Il massimo rendimento delle miniere si ebbe intorno alla metà del 1600 quando vennero aperte quattro gallerie (di cui una lunga un chilometro) e si potevano estrarre fino a 10mila secchi di minerale, tanto da permettere il funzionamento contemporaneo di ben nove forni fusori: otto veneti, distribuiti nelle valli di Agordo e Zoldo, e uno vescovile. Quest'ultimo, situato presso il castello di Andraz, nel 1558 fu poi spostato, per la scarsità di legname, a Valparola e quindi a Piccolino in Val Badia. Per garantirne la provenienza e la qualità, il ferro veniva marchiato con l'agnello, simbolo vescovile di Bressanone. Dal prezioso minerale il vescovo ne ricavò cospiscue entrate mentre non molto andò a beneficio del paese di Colle.

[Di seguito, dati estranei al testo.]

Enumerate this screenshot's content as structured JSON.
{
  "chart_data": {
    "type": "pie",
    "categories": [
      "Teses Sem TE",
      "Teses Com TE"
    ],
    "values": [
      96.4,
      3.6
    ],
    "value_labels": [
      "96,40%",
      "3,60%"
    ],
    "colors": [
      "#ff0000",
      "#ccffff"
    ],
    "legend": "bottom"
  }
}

Un accordo con i vescovili consentì di lavorare le miniere fino alla loro chiusura, verso il 1753. La società Breda le riaprì per breve tempo, nel periodo autarchico 1938-1943, con la miniera detta "Valle dell'agnello". La definitiva chiusura si ebbe nel 1945.
Di tale secolare importanza manifatturiera oggi rimangono precisi segni storici sul territorio: oltre al castello di Andraz, nei pressi del passo Falzarego, a Colle Santa Lucia la Casa Chizzali Bonfadini (detta anche "Cèsa de Jan", posta vicino alla piazza del paese) e tratti della "Strada da la Vena", l'antica via del ferro che univa i luoghi della coltivazione delle "vene" a Colle Santa Lucia a quello della fusione del minerale al castello di Andraz.